Since trying to pursue a more frugal and environmentally conscious way of living, I have adopted some practical principles which I find have helped to tuck some pennies away in the bank and made a difference in the way me and my family are living.

I thought I would share them here in the hopes of perhaps inspiring a stray reader to create some personal principles that benefit their own life.
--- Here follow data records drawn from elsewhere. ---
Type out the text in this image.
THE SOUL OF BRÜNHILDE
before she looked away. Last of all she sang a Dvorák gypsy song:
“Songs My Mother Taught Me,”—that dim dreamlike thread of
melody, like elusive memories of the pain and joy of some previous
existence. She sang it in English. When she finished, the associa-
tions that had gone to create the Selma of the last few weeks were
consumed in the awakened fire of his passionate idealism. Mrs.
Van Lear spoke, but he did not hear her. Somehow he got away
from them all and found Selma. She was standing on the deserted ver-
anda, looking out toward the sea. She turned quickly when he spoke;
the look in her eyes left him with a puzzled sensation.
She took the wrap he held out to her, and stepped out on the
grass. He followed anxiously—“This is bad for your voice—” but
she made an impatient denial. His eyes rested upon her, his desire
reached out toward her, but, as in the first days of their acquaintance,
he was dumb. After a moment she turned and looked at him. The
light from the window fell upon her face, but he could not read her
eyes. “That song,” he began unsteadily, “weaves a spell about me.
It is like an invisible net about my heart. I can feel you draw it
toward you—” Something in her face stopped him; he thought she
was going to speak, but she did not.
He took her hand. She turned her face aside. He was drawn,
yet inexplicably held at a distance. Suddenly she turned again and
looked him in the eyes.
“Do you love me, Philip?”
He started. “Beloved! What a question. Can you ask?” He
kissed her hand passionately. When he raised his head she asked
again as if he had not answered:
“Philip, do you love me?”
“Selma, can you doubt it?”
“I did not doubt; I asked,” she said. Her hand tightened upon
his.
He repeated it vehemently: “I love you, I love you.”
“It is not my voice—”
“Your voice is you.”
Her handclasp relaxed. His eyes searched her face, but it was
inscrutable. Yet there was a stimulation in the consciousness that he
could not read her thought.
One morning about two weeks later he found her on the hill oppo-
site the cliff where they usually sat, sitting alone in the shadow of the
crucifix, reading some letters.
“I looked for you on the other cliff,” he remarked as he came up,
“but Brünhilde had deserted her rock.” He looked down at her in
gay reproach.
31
  1. Clothes: if I want to buy a new item of clothing, I have to first sell an item of clothing. Whether this be on ebay, to family or friends, on the FB marketplace etc. Not only does this give me a bit of cash towards the new purchase, but it also frees up space for the new item. As an added bonus to this way of shopping, I also find that having the extra time to consider a purchase helps determine whether it’s something I really want, or whether I could do without it, or am not as enamoured by it as I first thought. Likewise if I thrift an item, I first donate an item.
  2. Cashback: utilising cashback offers, through both cashback sites and via my current account, has been a relatively new endeavour and is by no means a solid income. However, it is always a nice surprise when a few extra pounds return to my account. I find the best thing to do is squirrel these little flashes of cash away in a separate account. After all, if you look after the pennies…
  3. Reuse, Re-purpose & Resell: As a mother of two I know just how easy it is to get through clothes, toys, books etc. All the expenses can add up when you have children, even if you shop at a relatively cheap store like Primark. Whilst some clothes will inevitably be ruined, there are many which I’ve managed to salvage and pass on. Similarly, being in the midst of a house move, I have inquired with local people getting rid of internal doors, furniture and other things that need nothing more than a coat of paint. I’ve also tried to make the most of the things we already have, even if they don’t fit in with the ‘style’ or ‘decor’ of the house, why get rid of a hardly used dining table that was just taking up space in the garage previously? And if we have things in perfectly good condition that we can’t find a place for in our new home, we’ll sell it.
  4. Prep for outings: Some of the highest outgoings, though they seem small at the time, can be all those lunches out, the cups of to-go coffees and the on-the-go snacks for the kids. After realising that in one month all those micro transactions had totalled up to well over a couple of hundred pounds, I have since taken to prepping whenever we go out. I fill flasks with hot drinks, reusable water bottles with water and tend to fill a large baguette (no more than £1 at our local farm shop and even cheaper if we grab them at the end of the day) with whatever sandwich filling we have in the house and cut it into portion sizes. Homemade oat and raisin cookies are always a great thing to have on hand and saves us having to buy crisps or sweet treats while we’re out.
  5. Free Activities: Again, this is one of those costs that are pretty hidden. What’s a few quid here or there for soft play or the aquarium etc. It was a lot when I added it all up. Especially when I know that libraries, local parks, national trust walks, lidos, lakes and the seaside are all free alternatives and brilliant for children to spread their wings and explore. Just invest in a good pair of wellies for wet weather!
  6. Shopping 1-2-3: Shop at home first, shop second-hand second, shop new last. This is a mantra that I live by now, even when it comes down to my grocery shopping. I always shop at home first. I really want a new jumper, but wait, do I already have one buried in the winter-wear box? If not, can I snag one off a family member or friends? What about at my local charity shop? The cupboards are looking bare, we need to do a food shop; but wait, if I inventory everything we have in our cupboards, fridge and freezer and get a bit creative, there’s enough for at least 5 dinners!

There are so many other principles that I try to incorporate into my everyday life, buying loose vegetables, using glassware, tin or foil containers over plastic etc. However, these six things are the main ones that I am focusing on at the moment in order to maximise what my money does for me and be a little more sustainable. Hopefully this helps!